Стоявший у хибарки боец сказал:
– Товарищ водитель, которая там была, велела передать вам, если приедете, что она сейчас будет. Она ящик с минами поехала отвезти вот туда, налево, за бугор.
– Ну вот, теперь, значит, будем сидеть ждать ее, – сказал Николаев сердитым голосом, но по глазам его было видно, он очень доволен тем, что «товарищ водитель» повезла мины за бугор, и готов ее подождать.

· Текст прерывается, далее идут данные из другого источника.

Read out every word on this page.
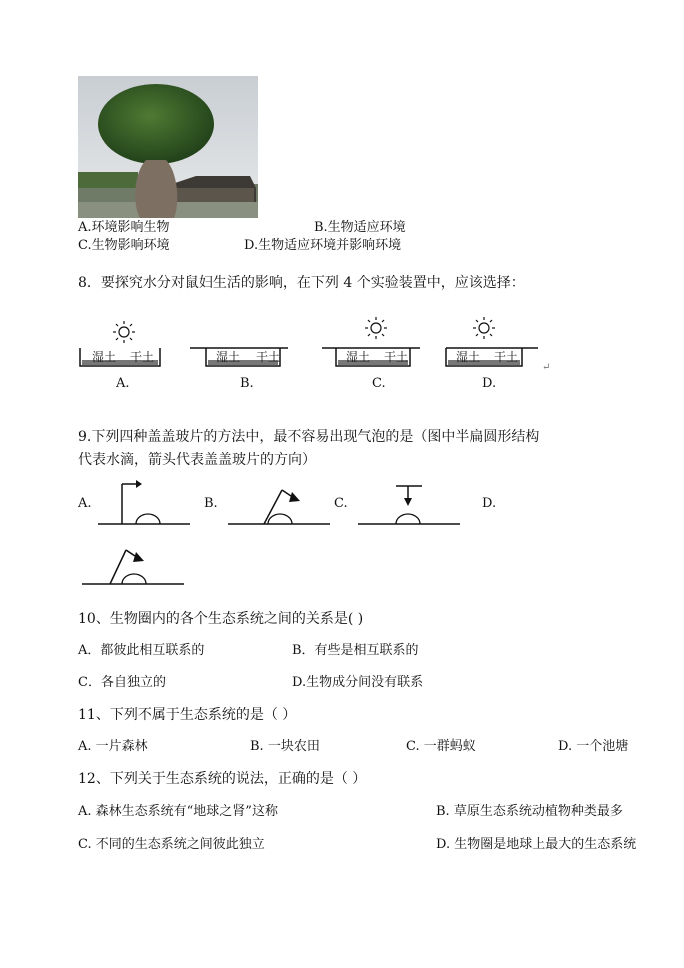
A.环境影响生物	B.生物适应环境
C.生物影响环境	D.生物适应环境并影响环境
8．要探究水分对鼠妇生活的影响，在下列 4 个实验装置中，应该选择：
湿土 干土
A.
湿土 干土
B.
湿土 干土
C.
湿土 干土
D.
↵
9.下列四种盖盖玻片的方法中，最不容易出现气泡的是（图中半扁圆形结构
代表水滴，箭头代表盖盖玻片的方向）
A.	B.	C.	D.
10、生物圈内的各个生态系统之间的关系是( )
A．都彼此相互联系的	B．有些是相互联系的
C．各自独立的	D.生物成分间没有联系
11、下列不属于生态系统的是（ ）
A. 一片森林	B. 一块农田	C. 一群蚂蚁	D. 一个池塘
12、下列关于生态系统的说法，正确的是（ ）
A. 森林生态系统有“地球之肾”这称	B. 草原生态系统动植物种类最多
C. 不同的生态系统之间彼此独立	D. 生物圈是地球上最大的生态系统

Мы ждали минут пятнадцать. Напились воды из колодца. Я переобулся. Действительно, пуля ударилась о магазин и, разворотив его, проскочила в широкий сапог. Она и мешала мне идти.
– Сохрани, – сказал Николаев. – Это удача. Эту пулю либо жене, либо мамаше, либо еще кому надо подарить.
Через четверть часа подъехала полуторка, и одновременно с ней пришел оттуда же, откуда и мы, уполномоченный особого отдела полка, рослый красивый парень с серыми глазами. Как я потом узнал, разговорившись с ним в следующую поездку сюда, он проделал финскую кампанию шофером, а после нее перешел в особисты. Он доложил Николаеву, что комиссар полка тяжело ранен и что он думает вынести его оттуда.
– Когда думаешь выносить? – спросил Николаев.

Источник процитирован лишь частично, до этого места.